The Flavors of Autumn in Japan

There are so many things to look forward to during autumn in Japan. One of the highlights of the season are the colors of fall when summer transitions into the cooler months and the lush foliage turn into hues of yellow, orange and red. The temperate climate during the autumn months is also the perfect time to enjoy traditional festivals featuring centuries of Japanese history and traditions.

One of the highlights of the fall season in Japan is the cuisine.
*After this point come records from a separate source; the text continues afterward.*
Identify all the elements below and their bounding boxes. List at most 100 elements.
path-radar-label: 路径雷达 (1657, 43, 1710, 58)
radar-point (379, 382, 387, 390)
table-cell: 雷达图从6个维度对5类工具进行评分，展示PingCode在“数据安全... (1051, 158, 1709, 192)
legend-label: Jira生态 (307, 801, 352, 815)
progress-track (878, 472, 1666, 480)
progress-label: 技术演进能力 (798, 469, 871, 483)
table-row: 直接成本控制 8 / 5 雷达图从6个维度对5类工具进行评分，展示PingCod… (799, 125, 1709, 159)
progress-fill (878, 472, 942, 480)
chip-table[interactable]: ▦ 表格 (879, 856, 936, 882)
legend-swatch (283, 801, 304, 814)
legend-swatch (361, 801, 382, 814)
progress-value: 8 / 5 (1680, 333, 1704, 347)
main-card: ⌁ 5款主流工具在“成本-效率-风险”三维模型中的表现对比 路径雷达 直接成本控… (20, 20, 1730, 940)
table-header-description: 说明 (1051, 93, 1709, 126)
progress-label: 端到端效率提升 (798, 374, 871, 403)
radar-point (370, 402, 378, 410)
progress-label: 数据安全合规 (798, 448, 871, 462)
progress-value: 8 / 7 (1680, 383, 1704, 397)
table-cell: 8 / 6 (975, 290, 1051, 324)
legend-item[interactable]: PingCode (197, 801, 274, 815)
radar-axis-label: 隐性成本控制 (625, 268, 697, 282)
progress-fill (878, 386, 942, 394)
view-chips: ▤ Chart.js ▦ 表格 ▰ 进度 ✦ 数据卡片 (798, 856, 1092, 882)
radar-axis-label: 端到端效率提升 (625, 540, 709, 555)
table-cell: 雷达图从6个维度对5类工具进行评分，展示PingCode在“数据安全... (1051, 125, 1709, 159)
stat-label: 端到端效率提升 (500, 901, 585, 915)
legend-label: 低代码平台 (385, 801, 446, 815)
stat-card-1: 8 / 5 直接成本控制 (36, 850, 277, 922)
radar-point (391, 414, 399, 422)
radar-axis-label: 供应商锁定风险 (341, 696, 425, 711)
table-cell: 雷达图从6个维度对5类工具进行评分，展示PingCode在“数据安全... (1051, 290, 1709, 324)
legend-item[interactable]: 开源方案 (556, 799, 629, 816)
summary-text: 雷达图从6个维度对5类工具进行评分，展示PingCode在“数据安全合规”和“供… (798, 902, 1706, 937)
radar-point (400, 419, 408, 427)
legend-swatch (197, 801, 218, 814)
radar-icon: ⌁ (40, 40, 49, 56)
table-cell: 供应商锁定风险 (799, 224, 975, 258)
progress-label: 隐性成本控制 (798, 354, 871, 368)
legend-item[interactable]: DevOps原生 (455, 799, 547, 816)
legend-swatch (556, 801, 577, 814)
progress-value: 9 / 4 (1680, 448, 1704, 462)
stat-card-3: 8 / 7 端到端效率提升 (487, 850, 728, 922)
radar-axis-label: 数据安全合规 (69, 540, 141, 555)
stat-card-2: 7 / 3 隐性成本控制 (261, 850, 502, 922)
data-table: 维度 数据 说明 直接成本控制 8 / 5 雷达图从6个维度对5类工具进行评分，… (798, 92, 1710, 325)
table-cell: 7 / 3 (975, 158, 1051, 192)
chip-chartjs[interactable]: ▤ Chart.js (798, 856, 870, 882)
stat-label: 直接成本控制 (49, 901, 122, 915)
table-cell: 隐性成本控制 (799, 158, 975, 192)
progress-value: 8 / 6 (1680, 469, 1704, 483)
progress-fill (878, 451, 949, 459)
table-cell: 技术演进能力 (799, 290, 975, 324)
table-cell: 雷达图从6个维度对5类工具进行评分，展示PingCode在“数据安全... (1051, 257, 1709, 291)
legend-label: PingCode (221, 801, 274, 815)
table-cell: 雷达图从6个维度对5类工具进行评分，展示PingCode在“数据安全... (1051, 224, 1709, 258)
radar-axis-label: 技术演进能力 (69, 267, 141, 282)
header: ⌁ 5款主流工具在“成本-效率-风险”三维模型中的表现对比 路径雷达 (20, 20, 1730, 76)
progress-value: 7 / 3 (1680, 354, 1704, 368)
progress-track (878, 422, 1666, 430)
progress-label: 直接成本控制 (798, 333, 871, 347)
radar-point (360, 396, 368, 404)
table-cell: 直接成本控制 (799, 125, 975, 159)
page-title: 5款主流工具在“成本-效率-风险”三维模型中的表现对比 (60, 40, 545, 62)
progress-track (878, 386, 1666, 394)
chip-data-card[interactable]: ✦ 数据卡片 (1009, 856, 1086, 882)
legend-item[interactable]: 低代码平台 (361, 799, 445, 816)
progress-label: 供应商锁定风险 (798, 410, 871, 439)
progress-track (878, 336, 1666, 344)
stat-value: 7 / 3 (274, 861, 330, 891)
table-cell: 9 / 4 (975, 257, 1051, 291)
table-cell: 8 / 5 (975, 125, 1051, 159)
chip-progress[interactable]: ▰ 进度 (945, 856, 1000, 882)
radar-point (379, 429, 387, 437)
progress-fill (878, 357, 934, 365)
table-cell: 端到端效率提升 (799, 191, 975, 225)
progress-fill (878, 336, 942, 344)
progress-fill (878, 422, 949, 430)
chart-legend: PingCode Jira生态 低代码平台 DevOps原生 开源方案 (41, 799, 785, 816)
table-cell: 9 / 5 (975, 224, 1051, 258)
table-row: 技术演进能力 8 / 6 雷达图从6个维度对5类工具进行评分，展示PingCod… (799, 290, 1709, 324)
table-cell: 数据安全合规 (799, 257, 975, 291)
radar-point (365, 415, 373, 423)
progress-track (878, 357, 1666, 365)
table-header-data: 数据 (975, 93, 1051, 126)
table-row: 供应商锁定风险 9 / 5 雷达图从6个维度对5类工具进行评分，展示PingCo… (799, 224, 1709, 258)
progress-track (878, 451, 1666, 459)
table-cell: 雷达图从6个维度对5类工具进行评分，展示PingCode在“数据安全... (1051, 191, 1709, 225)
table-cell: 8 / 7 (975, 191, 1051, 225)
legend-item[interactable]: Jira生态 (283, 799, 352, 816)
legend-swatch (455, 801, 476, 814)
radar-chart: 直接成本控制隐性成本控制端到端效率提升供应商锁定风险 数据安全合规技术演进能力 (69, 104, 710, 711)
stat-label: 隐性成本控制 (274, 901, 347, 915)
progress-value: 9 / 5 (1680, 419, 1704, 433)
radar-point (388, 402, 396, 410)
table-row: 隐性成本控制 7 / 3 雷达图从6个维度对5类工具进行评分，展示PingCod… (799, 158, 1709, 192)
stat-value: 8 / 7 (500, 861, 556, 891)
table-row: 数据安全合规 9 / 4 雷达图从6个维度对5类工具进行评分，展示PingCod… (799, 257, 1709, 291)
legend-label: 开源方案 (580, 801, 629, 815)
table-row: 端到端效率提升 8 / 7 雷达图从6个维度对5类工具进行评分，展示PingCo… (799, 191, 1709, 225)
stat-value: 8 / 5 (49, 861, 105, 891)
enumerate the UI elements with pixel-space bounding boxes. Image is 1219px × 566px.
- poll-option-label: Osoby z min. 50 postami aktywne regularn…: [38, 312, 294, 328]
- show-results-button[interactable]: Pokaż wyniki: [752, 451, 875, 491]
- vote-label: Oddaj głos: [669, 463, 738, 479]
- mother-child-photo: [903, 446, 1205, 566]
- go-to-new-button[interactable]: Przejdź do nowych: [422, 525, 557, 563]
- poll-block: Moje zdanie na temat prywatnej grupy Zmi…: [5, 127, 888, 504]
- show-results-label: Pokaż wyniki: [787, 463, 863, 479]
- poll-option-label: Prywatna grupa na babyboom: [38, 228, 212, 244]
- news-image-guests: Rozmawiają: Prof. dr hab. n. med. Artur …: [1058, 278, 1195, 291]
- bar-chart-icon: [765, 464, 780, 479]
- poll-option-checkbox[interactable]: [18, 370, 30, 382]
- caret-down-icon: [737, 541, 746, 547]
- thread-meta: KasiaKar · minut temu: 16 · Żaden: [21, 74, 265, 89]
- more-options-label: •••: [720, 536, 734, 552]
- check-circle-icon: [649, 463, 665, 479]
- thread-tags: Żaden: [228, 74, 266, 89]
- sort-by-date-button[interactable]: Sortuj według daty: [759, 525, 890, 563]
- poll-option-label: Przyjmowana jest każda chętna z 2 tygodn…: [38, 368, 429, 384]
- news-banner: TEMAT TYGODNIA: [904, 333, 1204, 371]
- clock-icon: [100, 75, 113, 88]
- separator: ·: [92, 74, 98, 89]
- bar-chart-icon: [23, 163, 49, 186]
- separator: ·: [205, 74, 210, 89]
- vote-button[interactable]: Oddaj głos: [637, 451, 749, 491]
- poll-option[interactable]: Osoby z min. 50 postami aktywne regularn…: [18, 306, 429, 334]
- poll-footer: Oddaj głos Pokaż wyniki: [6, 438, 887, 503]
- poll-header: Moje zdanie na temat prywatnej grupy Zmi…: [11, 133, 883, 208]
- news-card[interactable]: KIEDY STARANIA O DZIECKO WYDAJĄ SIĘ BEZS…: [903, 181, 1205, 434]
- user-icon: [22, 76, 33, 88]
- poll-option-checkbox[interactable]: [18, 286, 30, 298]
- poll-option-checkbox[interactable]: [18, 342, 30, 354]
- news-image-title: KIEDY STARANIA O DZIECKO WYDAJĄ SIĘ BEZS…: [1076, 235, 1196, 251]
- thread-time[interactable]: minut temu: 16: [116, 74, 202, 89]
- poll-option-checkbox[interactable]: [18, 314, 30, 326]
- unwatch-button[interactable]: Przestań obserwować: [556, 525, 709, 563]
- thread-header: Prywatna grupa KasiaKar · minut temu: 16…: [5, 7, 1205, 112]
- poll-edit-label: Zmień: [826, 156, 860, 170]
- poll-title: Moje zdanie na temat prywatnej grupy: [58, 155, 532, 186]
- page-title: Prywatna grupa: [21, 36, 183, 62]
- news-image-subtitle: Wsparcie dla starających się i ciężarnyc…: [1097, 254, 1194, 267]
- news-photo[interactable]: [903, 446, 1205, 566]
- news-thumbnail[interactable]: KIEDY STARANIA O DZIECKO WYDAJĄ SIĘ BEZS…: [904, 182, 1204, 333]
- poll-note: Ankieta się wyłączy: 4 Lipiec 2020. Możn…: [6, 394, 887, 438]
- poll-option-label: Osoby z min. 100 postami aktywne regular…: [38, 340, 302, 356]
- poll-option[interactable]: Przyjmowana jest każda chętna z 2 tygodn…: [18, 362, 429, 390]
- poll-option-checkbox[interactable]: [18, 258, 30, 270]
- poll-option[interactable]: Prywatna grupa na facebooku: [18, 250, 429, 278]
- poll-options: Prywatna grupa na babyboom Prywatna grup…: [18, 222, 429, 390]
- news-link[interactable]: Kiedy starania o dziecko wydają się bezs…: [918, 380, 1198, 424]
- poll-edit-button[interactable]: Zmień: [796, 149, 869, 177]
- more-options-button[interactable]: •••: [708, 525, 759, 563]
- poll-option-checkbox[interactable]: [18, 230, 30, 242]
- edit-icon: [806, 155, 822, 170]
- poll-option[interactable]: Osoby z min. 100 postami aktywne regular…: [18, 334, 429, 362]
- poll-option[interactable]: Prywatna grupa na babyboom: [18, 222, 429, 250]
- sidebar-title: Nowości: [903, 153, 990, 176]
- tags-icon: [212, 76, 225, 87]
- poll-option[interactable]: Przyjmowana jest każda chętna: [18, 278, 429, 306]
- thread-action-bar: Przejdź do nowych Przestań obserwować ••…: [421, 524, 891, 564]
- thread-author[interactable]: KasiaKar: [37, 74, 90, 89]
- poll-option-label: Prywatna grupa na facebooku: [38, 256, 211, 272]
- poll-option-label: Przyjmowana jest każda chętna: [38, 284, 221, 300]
Autumn is known as the country’s traditional season of food and dining, shokuyoku no aki, or the “season of hearty appetites”. Fall harvest is a bounty of fresh autumn vegetables and other crops, fish like saury and bonito, autumn fruits like pears, then there’s matsutake mushrooms,  ginkgo nuts, seasonal wagashi made with autumn’s fare, yakiimo (roasted sweet potato), and more!

Matsutake mushrooms

Matsutake mushrooms

Check out some of the flavors of fall in Japan

Shishamo (柳葉魚) – smelt or “Willow Leaf Fish”, is a small water fish native to Hokkaido and is a popular food ingredient during autumn.  Shishamo has fine bones and can be eaten whole including the head and tail and is usually grilled as an appetizer but it can also serve as an entre. Shishamo is considered a delicacy when it is harvested with its roe as the eggs add to the flavor.

Matsutake mushrooms (まつたけ) –  is highly prized for its rich taste and fragrant smell and is known in Japan to be the “King of Autumn Foods”. Matsutake mushroom is quite expensive because it cannot be cultivated artificially. The pungent aroma of the mushrooms are considered to be unpleasant for some and only until recently was it considered to be a highly coveted food ingredient.

Kuri kinton

Kuri kinton

Chestnuts (くり) – or kuri is popular during the fall months. Since 5,000 years ago chestnuts have been a stable in the Japanese diet. It is prepared in many ways such as boiled with salt or soy sauce and cooking wine and it is an essential ingredient in making cakes and yokan, a thick red bean dessert. The sweet, rich taste of chestnuts is a much awaited autumn treat.

Persimmon (柿)– or kaki is a favorite fall fruit. The sweetness of a persimmon makes the fruit average about 115 calories. It has high fiber content making it a filling snack. Persimmons are also rich in antioxidants. A single fruit can provide 20 percent of  our body’s daily requirements for vitamin C and 50 percent of vitamin A.

Sweet potato (さつまいも) – or satsuma-imo is popular during autumn when street vendors sell them hot and roasted. Candied sweet potatoes (daigaku-imo) are also a favorite fall treat.